Menteri Koordinator (Menko) Bidang Kemaritiman dan Investasi Luhut Binsar Pandjaitan mengatakan Indonesia, sulit mencapai herd immunity atau kekebalan berkelompok. Luhut mengatakan faktor Covid-19 yang telah bermutasi ke varian Delta membuat Indonesia sulit menggapai herd immunity.

Luhut menerangkan, varian Delta tersebut memiliki angka reproduksi penularan antara 5,0 sampai 8,0 kali, sedangkan tingkat efikasi vaksin rata-rata hanya 60 persen. "Strategi kami sekarang tidak bicara herd immunity lagi, tetapi mengendalikan (pandemi) ini," ujar Menko Luhut Pandjaitan dalam Rakornas Apindo yang digelar secara daring, Selasa (24/8).

Pemerintah sudah menetapkan tiga langkah strategis dalam menurunkan angka reproduksi virus atau penularan Covid-19. Yaitu mengurangi proporsi populasi yang rentan terhadap infeksi melalui penerapan 3M dan 3T, mengurangi durasi kontak, dan meningkatkan proporsi populasi yang kebal atau imun melalui vaksinasi.
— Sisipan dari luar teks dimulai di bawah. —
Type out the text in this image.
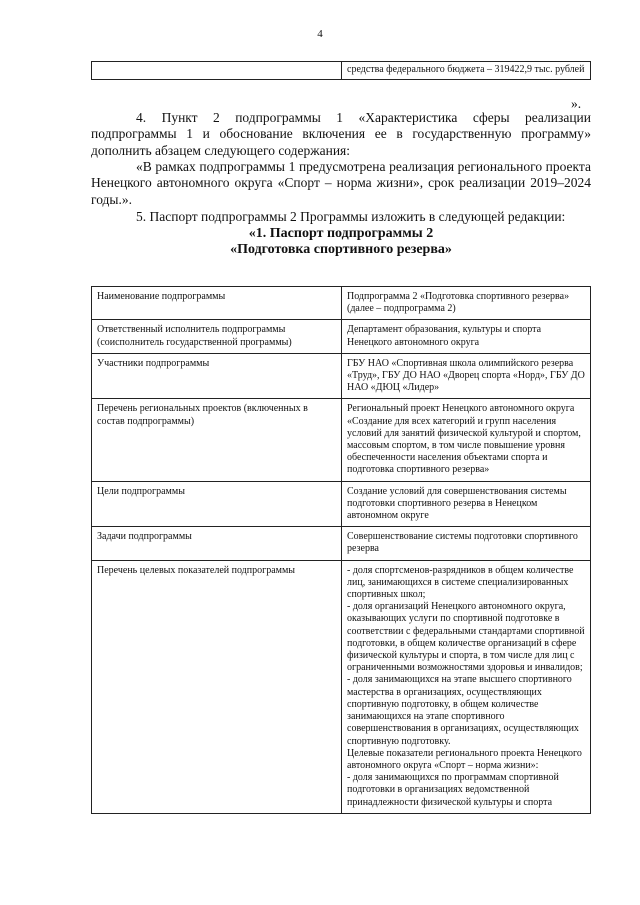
4
	средства федерального бюджета – 319422,9 тыс. рублей
».

4. Пункт 2 подпрограммы 1 «Характеристика сферы реализации подпрограммы 1 и обоснование включения ее в государственную программу» дополнить абзацем следующего содержания:

«В рамках подпрограммы 1 предусмотрена реализация регионального проекта Ненецкого автономного округа «Спорт – норма жизни», срок реализации 2019–2024 годы.».

5. Паспорт подпрограммы 2 Программы изложить в следующей редакции:

«1. Паспорт подпрограммы 2

«Подготовка спортивного резерва»

Наименование подпрограммы	Подпрограмма 2 «Подготовка спортивного резерва» (далее – подпрограмма 2)
Ответственный исполнитель подпрограммы (соисполнитель государственной программы)	Департамент образования, культуры и спорта Ненецкого автономного округа
Участники подпрограммы	ГБУ НАО «Спортивная школа олимпийского резерва «Труд», ГБУ ДО НАО «Дворец спорта «Норд», ГБУ ДО НАО «ДЮЦ «Лидер»
Перечень региональных проектов (включенных в состав подпрограммы)	Региональный проект Ненецкого автономного округа «Создание для всех категорий и групп населения условий для занятий физической культурой и спортом, массовым спортом, в том числе повышение уровня обеспеченности населения объектами спорта и подготовка спортивного резерва»
Цели подпрограммы	Создание условий для совершенствования системы подготовки спортивного резерва в Ненецком автономном округе
Задачи подпрограммы	Совершенствование системы подготовки спортивного резерва
Перечень целевых показателей подпрограммы	- доля спортсменов-разрядников в общем количестве лиц, занимающихся в системе специализированных спортивных школ;
- доля организаций Ненецкого автономного округа, оказывающих услуги по спортивной подготовке в соответствии с федеральными стандартами спортивной подготовки, в общем количестве организаций в сфере физической культуры и спорта, в том числе для лиц с ограниченными возможностями здоровья и инвалидов;
- доля занимающихся на этапе высшего спортивного мастерства в организациях, осуществляющих спортивную подготовку, в общем количестве занимающихся на этапе спортивного совершенствования в организациях, осуществляющих спортивную подготовку.
Целевые показатели регионального проекта Ненецкого автономного округа «Спорт – норма жизни»:
- доля занимающихся по программам спортивной подготовки в организациях ведомственной принадлежности физической культуры и спорта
Luhut menjelaskan angka reproduksi virus kini berada di level 1,2 hingga 1,5 melalui penerapan 3M dan 3T yang dilakukan saat ini. Wabah akan terkendali apabila level reproduksinya berada di bawah angka satu, namun dengan catatan cakupan vaksinasi tinggi ditambah dengan penerapan 3M dan 3T yang juga tinggi di masyarakat.

Pemerintah memakai aplikasi Peduli Lindungi untuk memaksimalkan upaya testing, tracing, dan treatment(3T) dalam mengurangi penularan Covid-19 terutama di tempat-tempat publik dan keramaian, seperti pusat perbelanjaan, mal, hingga kawasan pabrik dan industri. "Anda punya handphone akan menceritakan kalau ada yang tertular atau ketemu siapa saja di sekitar Anda, karena dari handphone ke handphone akan main (terhubung)," ujar Luhut.
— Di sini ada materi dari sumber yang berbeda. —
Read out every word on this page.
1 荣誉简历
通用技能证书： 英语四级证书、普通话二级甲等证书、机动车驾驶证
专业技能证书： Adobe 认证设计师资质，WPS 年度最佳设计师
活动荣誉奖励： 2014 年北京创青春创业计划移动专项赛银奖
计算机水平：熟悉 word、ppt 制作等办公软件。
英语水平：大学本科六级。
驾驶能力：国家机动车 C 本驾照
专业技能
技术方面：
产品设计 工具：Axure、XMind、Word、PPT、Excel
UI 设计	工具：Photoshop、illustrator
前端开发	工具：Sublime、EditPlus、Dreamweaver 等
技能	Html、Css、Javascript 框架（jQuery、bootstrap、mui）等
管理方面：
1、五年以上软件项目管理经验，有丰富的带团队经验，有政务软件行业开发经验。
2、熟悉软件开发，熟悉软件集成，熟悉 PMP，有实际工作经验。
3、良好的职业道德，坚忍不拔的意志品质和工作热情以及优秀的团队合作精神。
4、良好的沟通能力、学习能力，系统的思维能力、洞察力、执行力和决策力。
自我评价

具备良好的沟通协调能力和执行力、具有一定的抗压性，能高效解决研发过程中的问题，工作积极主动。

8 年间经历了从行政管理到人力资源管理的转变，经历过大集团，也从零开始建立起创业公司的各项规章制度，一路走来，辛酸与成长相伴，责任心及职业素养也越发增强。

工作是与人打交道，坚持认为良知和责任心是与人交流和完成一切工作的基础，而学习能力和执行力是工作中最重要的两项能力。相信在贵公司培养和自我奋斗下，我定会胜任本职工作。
Pada Maret 2020 angka reproduksi Covid-19 di Indonesia mencapai 2,5 dan menurun menjadi 1,1 pada Maret 2021 melalui penerapan kebijakan PSBB, PPKM, 3M, dan 3T. Namun Juli 2021 angka reproduksi virus kembali naik ke angka 1,5 karena peningkatan mobilitas masyarakat yang tidak diikuti penguatan kesadaran penerapan 3M dan 3T.

Pemerintah menargetkan melalui penerapan PPKM berbasis level ditambah penguatan 3M dan 3T, serta cakupan vaksinasi 75 persen akan menurunkan angka reproduksi Covid-19 menjadi 0,9 pada Oktober 2021. "Kami menargetkan Oktober ini bisa lebih terkendali kalau menerapkan aplikasi Peduli Lindungi, vaksinasi jalan, testing dan tracing jalan, serta pakai protokol kesehatan yang ketat," ujar Luhut.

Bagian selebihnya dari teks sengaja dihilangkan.